The U.S. space shuttles stopped flying a decade ago, grounded by cost and safety concerns, and NASA astronauts can now reach orbit on SpaceX vehicles. Though NASA helped bankroll the SpaceX program, the agency buys seats as other customers would. SpaceX’s private passengers will undergo considerable training, including head-spinning centrifuge tests, and can even take camping trips together to build camaraderie and teamwork. The flyers going all the way to the ISS will receive additional training from NASA on how to conduct research on the space station. Blue Origin’s passengers will spend three days prepping for their jaunt into space. Virgin Galactic, the space company owned by the billionaire Richard Branson, also plans to offer three days of training for its own flights to the edge of space. But when these people return to Earth, will they be newly minted astronauts?
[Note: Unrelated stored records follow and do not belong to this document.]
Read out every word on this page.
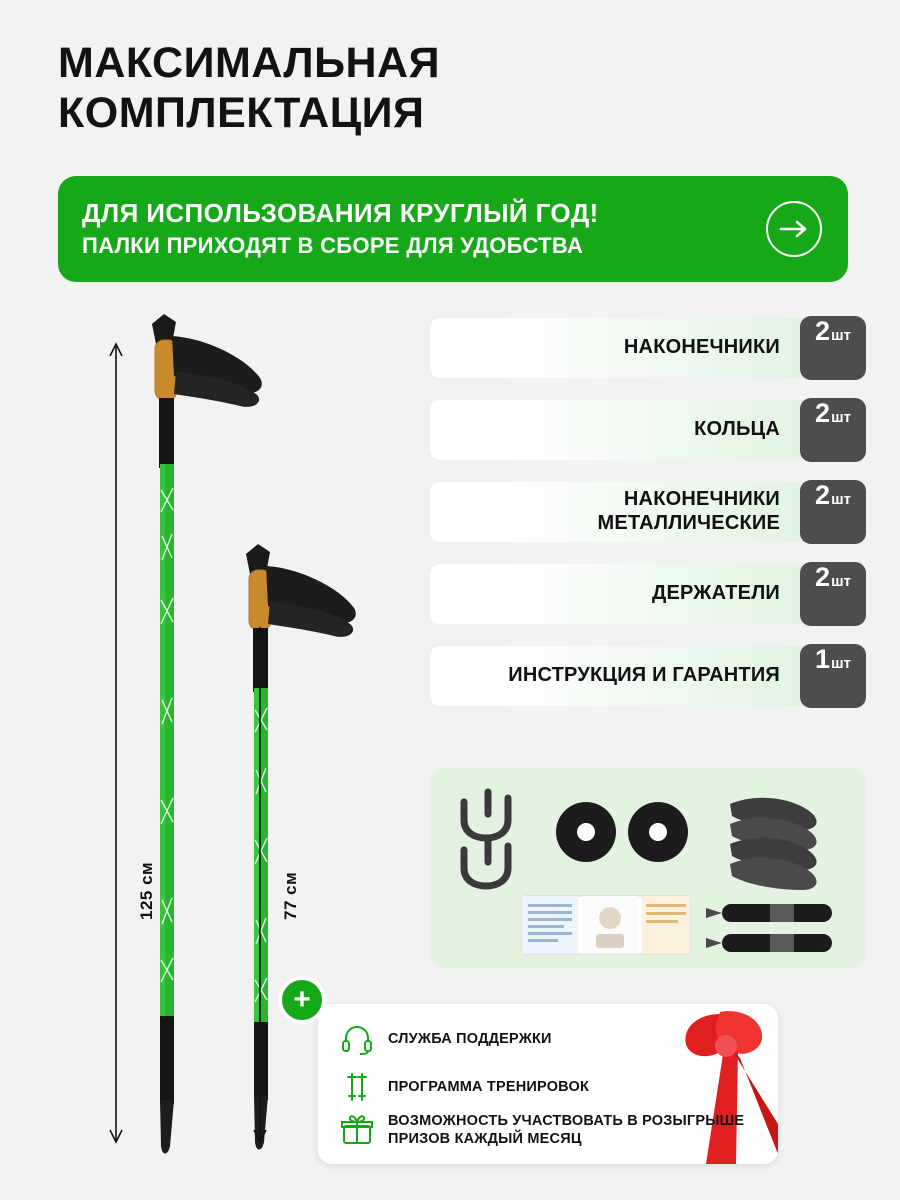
МАКСИМАЛЬНАЯ КОМПЛЕКТАЦИЯ
ДЛЯ ИСПОЛЬЗОВАНИЯ КРУГЛЫЙ ГОД!
ПАЛКИ ПРИХОДЯТ В СБОРЕ ДЛЯ УДОБСТВА
125 см	77 см
НАКОНЕЧНИКИ
2 шт
КОЛЬЦА
2 шт
НАКОНЕЧНИКИ МЕТАЛЛИЧЕСКИЕ
2 шт
ДЕРЖАТЕЛИ
2 шт
ИНСТРУКЦИЯ И ГАРАНТИЯ
1 шт
+
СЛУЖБА ПОДДЕРЖКИ
ПРОГРАММА ТРЕНИРОВОК
ВОЗМОЖНОСТЬ УЧАСТВОВАТЬ В РОЗЫГРЫШЕ ПРИЗОВ КАЖДЫЙ МЕСЯЦ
Over the years, some professional astronauts have felt that private citizens have jumped the line to space, skipping the rigorous training of traditional spacefarers. Michael López-Alegría, a NASA astronaut who has flown four times, told me that he wasn’t initially keen about flying alongside the “space tourist” Anousheh Ansari, an Iranian American entrepreneur who paid an undisclosed amount to the Russian space agency for her ride to the ISS in 2006. But he changed his mind after working with her. “If you go to space, you’re an astronaut,” said López-Alegría, who works for Axiom, the private company that arranges spaceflights. He will accompany three passengers flying to the ISS on a SpaceX vehicle next year.

The tricky thing, though, is that not everyone agrees on where space actually begins. On the ISS? You’re in space. But what about trips closer to home? NASA and other U.S. agencies say the space boundary is about 50 miles from Earth’s surface, but the International Astronautical Federation says the line is 62 miles up. Several Virgin Galactic employees, who surpassed 50 miles during test flights, have already been formally recognized by the Federal Aviation Administration as “commercial astronauts.” The Blue Origin vehicle scheduled to launch this summer is designed to take passengers beyond the 62-mile threshold.

An expansion of the astronaut club could give the impression that space travel will soon become accessible for many more people, and that it is almost ordinary. It is not. When I visited Frenchie’s a couple of years ago, Camera, the owner, gave me an iced tea and a tour. He spoke animatedly about the parties he’d hosted with the astronauts, remembering the time one of them took him on a too-fast ride in his Corvette, and pointing out which one was a good singer. But his voice softened when we reached the group photos of the Challenger and Columbia crews, who lost their lives. Spaceflight was dangerous then, and it’s still dangerous now.

In a sense, America is on the precipice of a reality that NASA first considered more than 60 years ago, around the time officials had brainstormed formal names for its future spacefarers. Ladwig writes in his book that in 1958, the agency had prepared to circulate a job ad for “research-astronaut candidates” that listed some professions that might make prospective candidates a good fit for the work: pilot, certainly, but also submariner, arctic explorer, parachute jumper, mountain climber, and scuba diver. President Dwight Eisenhower didn’t like the idea and told NASA to just pick people from the military. The mountain climbers and scuba divers of this century have a shot, if they have the new “right stuff.” I asked Ladwig whether anyone who touches spaces, even for a few minutes, should count as an astronaut. “My own view,” he said, “is if somebody is going to pay $250,000, $500,000, $5 million to go into space, they can call themselves whatever they want.”